You can also simply use the time-reversibility equation since it is a birth-death process. These means the rate into state $i$ from $j$ must equal the rate out of state $j$ into state $i$. More formally, $$ \pi_i q_{ij} = \pi_j q_{ji} $$ So, our system of equations are: $$ \begin{align} \lambda \pi_0 &= \mu \pi_1 \\ \tfrac{\lambda}{2}\pi_1 &= \mu \pi_2 \\ \tfrac{\lambda}{3}\pi_2 &= 2\mu \pi_3. \end{align} $$ Lastly, we need our normalizing condition, which means the probabilities of being in each state add up to $1$. More formally, $\sum_i \pi_i = 1$.

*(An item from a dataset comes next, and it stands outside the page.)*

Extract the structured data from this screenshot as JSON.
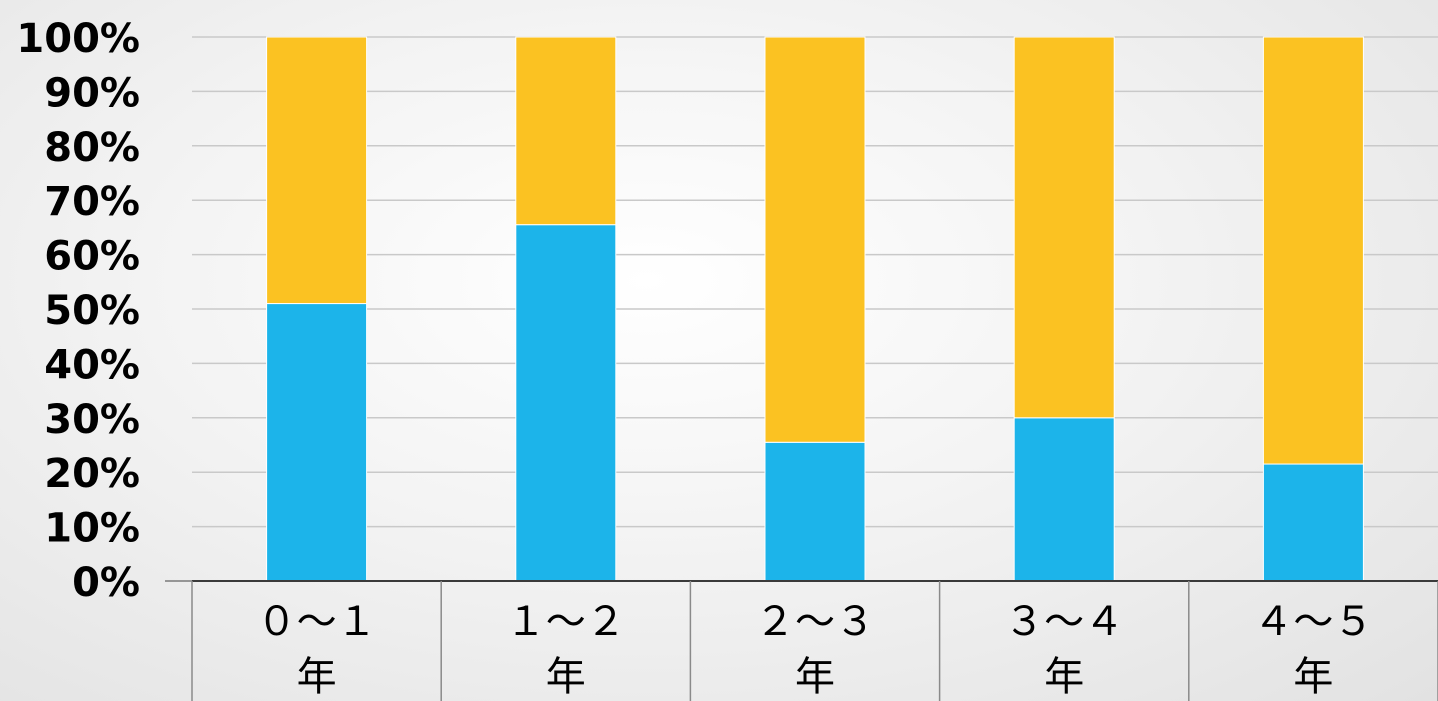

Let $\rho = \frac{\lambda}{\mu}$. We want to solve all of our equations so they are in terms of $\pi_0$, so we can then add them together for the normalizing condition. Our equations simplify to $$ \begin{align} \pi_1 &= \rho \pi_0 \\ \pi_2 &= \tfrac{1}{2}\rho^2\pi_0 \\ \pi_3 &= \tfrac{1}{12} \rho^3 \pi_0 \\ \end{align} $$ Now we can apply our normalizing condition to find $\pi_0$: $$ \sum_i \pi_i = 1 \implies \pi_0 + \rho \pi_0 + \tfrac{1}{2}\rho^2\pi_0 + \tfrac{1}{12} \rho^3 \pi_0 = 1 \implies \pi_0 \left(1 + \rho + \tfrac{1}{2}\rho^2 + \tfrac{1}{12}\rho^3 \right) = 1 \\ \implies \pi_0 = \frac{1}{1 + \rho + \tfrac{1}{2}\rho^2 + \tfrac{1}{12}\rho^3} $$ This simplifies to $$ \pi_0 = \frac{12}{\rho^3 + 6\rho^2 + 12\rho + 12} $$ Now, we can plug $\pi_0$ back into our equation for $\pi_3$, which is the probability of being in state three: $$ \pi_3 = \frac{\rho^3}{\rho^3 + 6\rho^2 + 12\rho + 12} $$ I've never heard of the way Did used, but they resolve to the same answer. Hope that helps.